- Battle of Valtierra: Part of the Reconquista
| Date | 24 January 1110 |
| Location | Valtierra, Kingdom of Navarre |
| Result | Aragonese victory |

Belligerents
- Aragon–Navarre: Taifa of Zaragoza

Commanders and leaders
- Alfonso the Battler (?): Al-Musta'in II †

= Battle of Valtierra =

The battle of Valtierra was fought between forces from Navarre–Aragon and Zaragoza on 24 January 1110 (1 Rajab 503 AH). The Navarrese defenders were victorious and the king of Zaragoza, al-Musta'in II, was killed.

Late in 1109, al-Musta'in had the citizens of Zaragoza swear an oath of fidelity to him and recognize his son, Imad al-Dawla, as his successor. Early in January 1110, he personally led a raid into Navarre. Passing through Tudela, he attacked a nearby town, seizing its outskirts and forcing its inhabitants to take refuge in a fortified church. The name of the town as recorded in the Arabic sources is uncertain and possibly corrupted. The most likely places are Oñati or Olite. Arnedo is another possible reading, but does not match the description of the town as a square with no defences besides the church.

After a brief siege, the townspeople agreed to pay tribute and give hostages. During his subsequent march homeward, al-Musta'in sent raiding parties into the countryside. Near Valtierra, he was attacked by a force of Navarrese and Aragonese knights. Valtierra was at that time in Zaragozan hands. It would not be captured by Navarre until after the conquest of Zaragoza in 1118. The victorious army did not pursue its foe or attempt to strike further into Zaragoza, probably because it was not equipped for such action.

The main source from the Islamic perspective is Ibn Idhari's Bayan al-Mughrib. An account also appears in Ibn al-Khatib's A'mal al-A'lam. Al-Musta'in was considered a martyr for Islam. The Chronicle of the Peninsular States credits the victory to Alfonso the Battler, king of Aragon and Navarre, which some modern historians have accepted. He is not mentioned by Ibn Idhari. He is mentioned by Ibn al-Khatib. The earliest Christian record does not name him. This is a contemporary reference to the battle is found in the eschatocol of a charter issued by Queen Urraca for the monastery of Montearagón, which was drawn up by an Aragonese scribe on 24 March "in the year in which al-Musta'in died above Valtierra, and the knights of Aragon and Pamplona killed him." Alfonso was probably still in Sahagún, hundreds of miles away, at the time of the battle.

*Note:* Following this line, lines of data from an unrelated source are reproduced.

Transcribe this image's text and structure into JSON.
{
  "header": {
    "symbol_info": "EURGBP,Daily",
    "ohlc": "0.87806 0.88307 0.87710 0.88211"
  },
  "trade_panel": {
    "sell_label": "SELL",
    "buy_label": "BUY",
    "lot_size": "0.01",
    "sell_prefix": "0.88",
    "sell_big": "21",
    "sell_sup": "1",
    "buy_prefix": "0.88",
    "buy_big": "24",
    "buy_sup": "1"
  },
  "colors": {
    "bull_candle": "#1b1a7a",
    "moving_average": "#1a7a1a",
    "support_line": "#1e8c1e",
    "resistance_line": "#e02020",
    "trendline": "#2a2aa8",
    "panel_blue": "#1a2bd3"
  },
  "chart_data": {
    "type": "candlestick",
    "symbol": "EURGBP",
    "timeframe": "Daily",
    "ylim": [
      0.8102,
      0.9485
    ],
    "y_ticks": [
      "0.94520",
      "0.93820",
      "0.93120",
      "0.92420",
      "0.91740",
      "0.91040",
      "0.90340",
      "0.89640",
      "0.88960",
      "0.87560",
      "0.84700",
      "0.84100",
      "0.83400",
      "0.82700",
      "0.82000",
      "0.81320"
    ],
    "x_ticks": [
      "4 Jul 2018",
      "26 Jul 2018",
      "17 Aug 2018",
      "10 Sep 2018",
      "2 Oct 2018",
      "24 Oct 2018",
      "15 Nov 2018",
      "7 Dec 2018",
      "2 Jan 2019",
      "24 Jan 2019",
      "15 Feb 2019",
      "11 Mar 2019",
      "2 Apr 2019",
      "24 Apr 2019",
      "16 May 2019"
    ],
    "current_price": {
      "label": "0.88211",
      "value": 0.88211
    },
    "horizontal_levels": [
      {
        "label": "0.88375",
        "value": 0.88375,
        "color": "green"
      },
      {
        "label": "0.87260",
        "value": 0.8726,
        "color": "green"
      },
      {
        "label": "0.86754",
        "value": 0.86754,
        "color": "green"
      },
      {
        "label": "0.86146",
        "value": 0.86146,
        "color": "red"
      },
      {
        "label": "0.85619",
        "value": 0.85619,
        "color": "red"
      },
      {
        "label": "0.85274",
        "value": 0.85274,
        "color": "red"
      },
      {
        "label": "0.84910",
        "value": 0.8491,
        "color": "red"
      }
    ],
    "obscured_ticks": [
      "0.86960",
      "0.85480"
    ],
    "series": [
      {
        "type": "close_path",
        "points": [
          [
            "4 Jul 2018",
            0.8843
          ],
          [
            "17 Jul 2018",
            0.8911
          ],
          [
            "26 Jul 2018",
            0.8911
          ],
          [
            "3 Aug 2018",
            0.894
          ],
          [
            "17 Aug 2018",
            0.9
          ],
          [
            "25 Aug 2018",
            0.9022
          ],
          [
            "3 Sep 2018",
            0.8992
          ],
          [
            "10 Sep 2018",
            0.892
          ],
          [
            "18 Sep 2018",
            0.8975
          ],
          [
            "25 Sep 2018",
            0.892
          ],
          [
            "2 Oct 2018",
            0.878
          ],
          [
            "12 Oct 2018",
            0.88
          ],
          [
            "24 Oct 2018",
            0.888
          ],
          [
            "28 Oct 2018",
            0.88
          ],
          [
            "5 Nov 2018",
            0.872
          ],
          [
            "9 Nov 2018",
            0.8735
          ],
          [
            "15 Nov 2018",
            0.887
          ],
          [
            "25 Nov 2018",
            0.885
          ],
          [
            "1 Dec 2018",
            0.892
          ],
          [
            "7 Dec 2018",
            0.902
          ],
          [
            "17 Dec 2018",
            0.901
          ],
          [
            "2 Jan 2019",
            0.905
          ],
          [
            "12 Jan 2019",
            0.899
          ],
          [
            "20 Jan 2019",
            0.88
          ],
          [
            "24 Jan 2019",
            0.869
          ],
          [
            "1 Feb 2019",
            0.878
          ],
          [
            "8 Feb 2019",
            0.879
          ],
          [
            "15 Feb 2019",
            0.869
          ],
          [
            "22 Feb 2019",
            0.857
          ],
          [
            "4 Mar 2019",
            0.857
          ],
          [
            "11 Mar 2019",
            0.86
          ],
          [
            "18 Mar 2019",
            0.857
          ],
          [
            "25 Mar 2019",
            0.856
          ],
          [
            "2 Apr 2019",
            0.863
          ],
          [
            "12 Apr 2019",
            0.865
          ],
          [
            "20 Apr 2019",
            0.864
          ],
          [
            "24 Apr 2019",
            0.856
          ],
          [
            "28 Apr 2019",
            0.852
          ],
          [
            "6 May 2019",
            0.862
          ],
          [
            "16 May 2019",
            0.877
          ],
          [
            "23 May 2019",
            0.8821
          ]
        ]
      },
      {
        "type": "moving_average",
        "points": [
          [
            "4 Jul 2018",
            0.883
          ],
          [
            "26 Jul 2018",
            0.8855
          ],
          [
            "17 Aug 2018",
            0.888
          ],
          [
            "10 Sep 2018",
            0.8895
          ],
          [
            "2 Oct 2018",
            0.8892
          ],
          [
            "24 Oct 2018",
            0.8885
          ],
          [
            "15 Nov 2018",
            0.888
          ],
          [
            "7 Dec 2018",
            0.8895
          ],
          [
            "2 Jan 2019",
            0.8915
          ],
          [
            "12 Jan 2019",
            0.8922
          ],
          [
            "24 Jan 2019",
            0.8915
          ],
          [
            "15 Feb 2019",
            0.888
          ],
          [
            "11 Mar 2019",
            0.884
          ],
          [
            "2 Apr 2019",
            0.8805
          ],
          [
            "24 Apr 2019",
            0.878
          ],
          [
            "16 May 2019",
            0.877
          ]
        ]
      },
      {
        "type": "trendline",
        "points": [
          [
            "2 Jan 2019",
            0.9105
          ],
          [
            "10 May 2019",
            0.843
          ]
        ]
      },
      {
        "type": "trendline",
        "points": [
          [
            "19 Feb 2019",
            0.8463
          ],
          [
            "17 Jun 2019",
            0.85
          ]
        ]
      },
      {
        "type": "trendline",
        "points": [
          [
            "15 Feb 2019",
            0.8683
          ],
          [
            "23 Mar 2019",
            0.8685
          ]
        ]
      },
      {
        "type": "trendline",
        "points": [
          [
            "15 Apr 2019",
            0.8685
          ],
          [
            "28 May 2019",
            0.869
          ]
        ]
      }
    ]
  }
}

The battle of Valtierra ultimately resulted in the downfall of the kingdom of Zaragoza. Ibn Fatima, the Almoravid governor of Valencia, marched against the city. The accession of Imad al-Dawla was recognized at first, but the Almoravid party was emboldened by his continued payment of parias to Alfonso. An uprising forced him from Zaragoza and Ibn Fatima's successor in Valencia, Muhammad ibn al-Hajj, was invited in. Four months after the battle of Valtierra, Zaragoza was controlled by the Almoravids.